Cercle d’amis, photos, goûts, profession, histoire de cœur, ils s’auto-fichent sans penser aux conséquences ou aux usages possibles de cette mine d’informations.

À ce rythme, internet et sa cohorte de réseaux sociaux vont le mettre au chômage technique.

Dernier exemple en date : en août 2011, trois Américains ont montré qu’en utilisant les photos de Facebook et un logiciel de reconnaissance faciale (comme ceux que possèdent Google, Facebook ou Apple), il leur était possible d’identifier n’importe quel étudiant marchant dans leur université et de trouver ses centres d’intérêt ou le début de son numéro de sécurité sociale.

Du web à la réalité, il n’y a même plus un pas.



Les États ont accès à toutes les informations personnelles que vous laissez sur internet © SXC.hu

Infos recoupées, internautes fichés

En plus des informations mises consciemment sur internet, sur les profils Facebook par exemple, il y a celles que les gens donnent sans y penser au travers des mails, des achats faits en ligne ou des recherches faites sur Google (mots recherchés, films visionnés…).
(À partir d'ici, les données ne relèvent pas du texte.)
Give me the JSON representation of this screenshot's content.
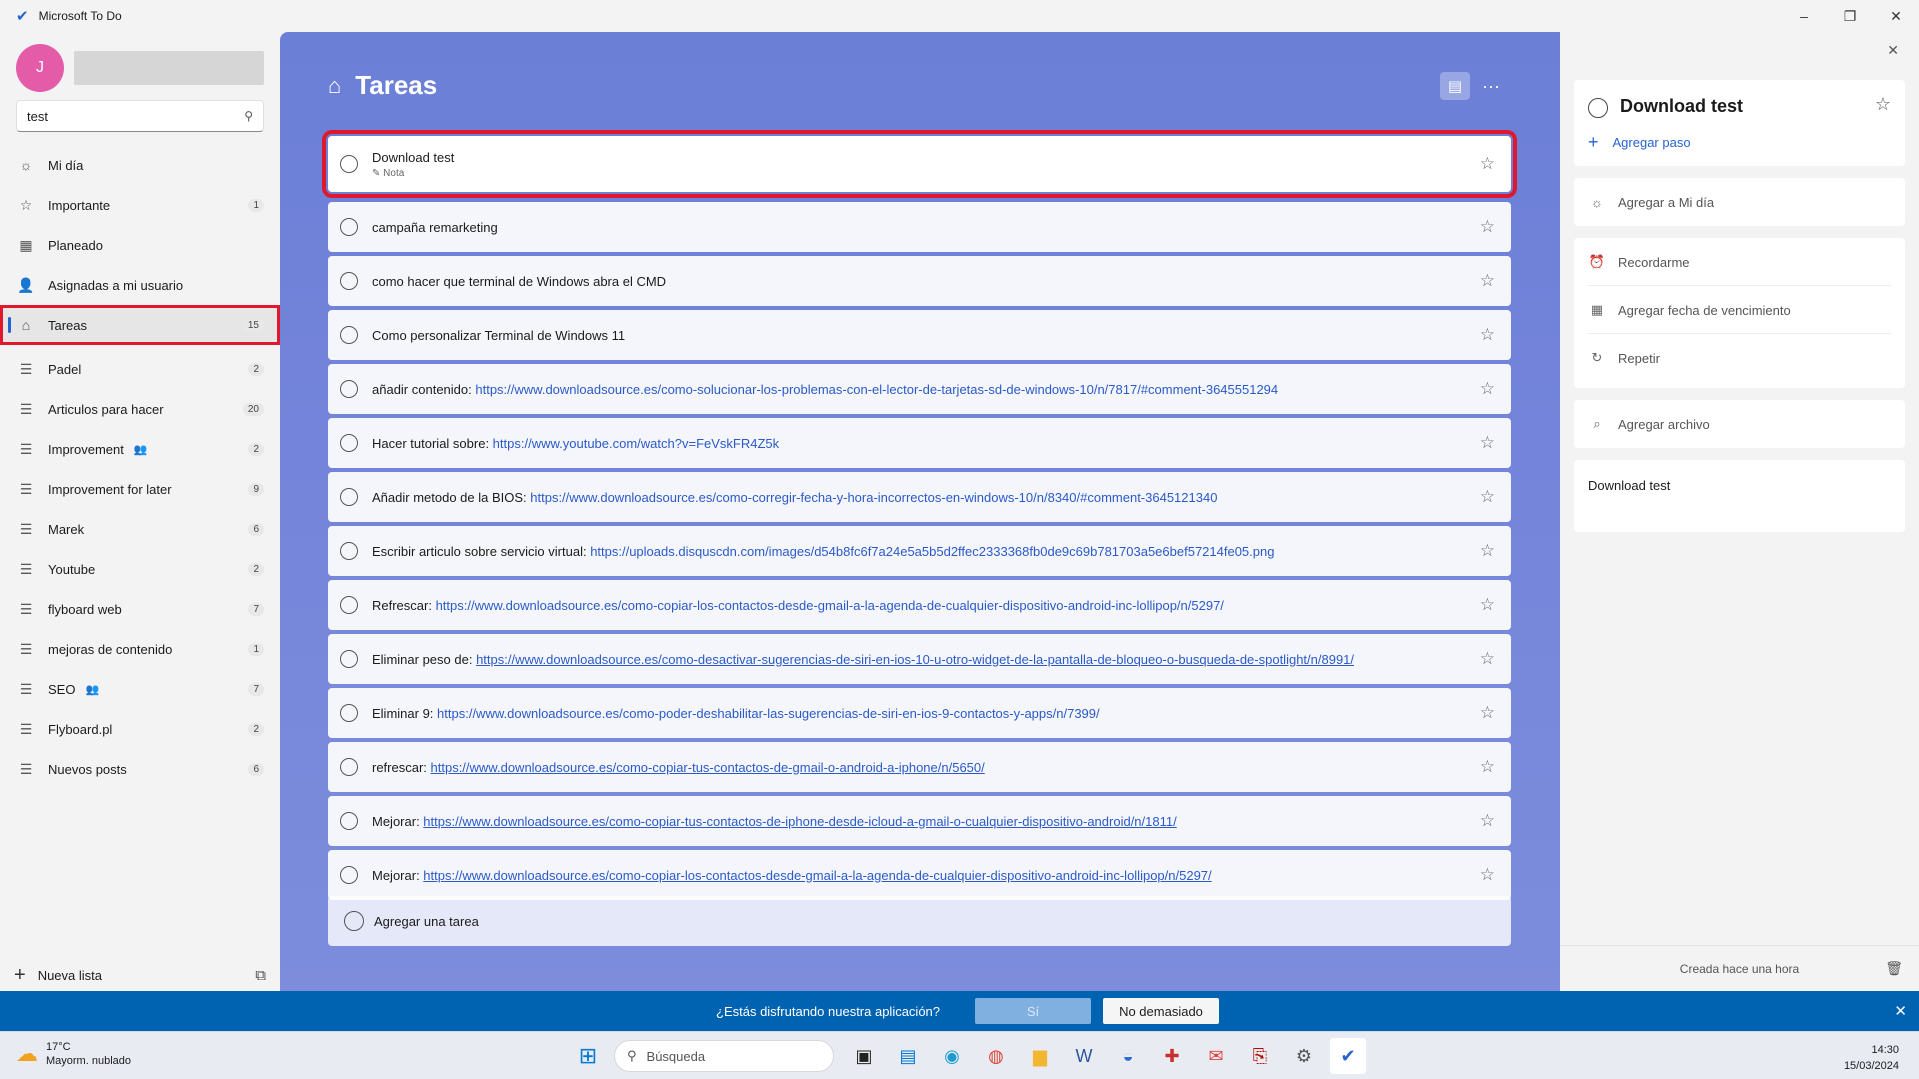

Ces jeux de données - qui n’ont fait que s’accroître avec l’apparition des Smartphones - sont mémorisés par les moteurs de recherche et associés à l’adresse IP de l’ordinateur, voire aux individus quand ceux-ci naviguent après s’être connectés à leur profil ou messagerie.

Or, les États peuvent, par simple demande, accéder à ces informations personnelles. À ce petit jeu, la France n’est pas en reste. D’après le Transparency report de Google (90 % du marché français des moteurs de recherche), elle est la cinquième nation du monde à faire ce genre de demande dans un but de renseignement.



Saviez-vous que votre téléphone était un mouchard ? © SXC.hu

Le téléphone, un vrai mouchard

Finis les plans capillotractés de Q pour poser des micros ou des mouchards ici ou là, puisque tout le monde a dans sa poche un téléphone portable.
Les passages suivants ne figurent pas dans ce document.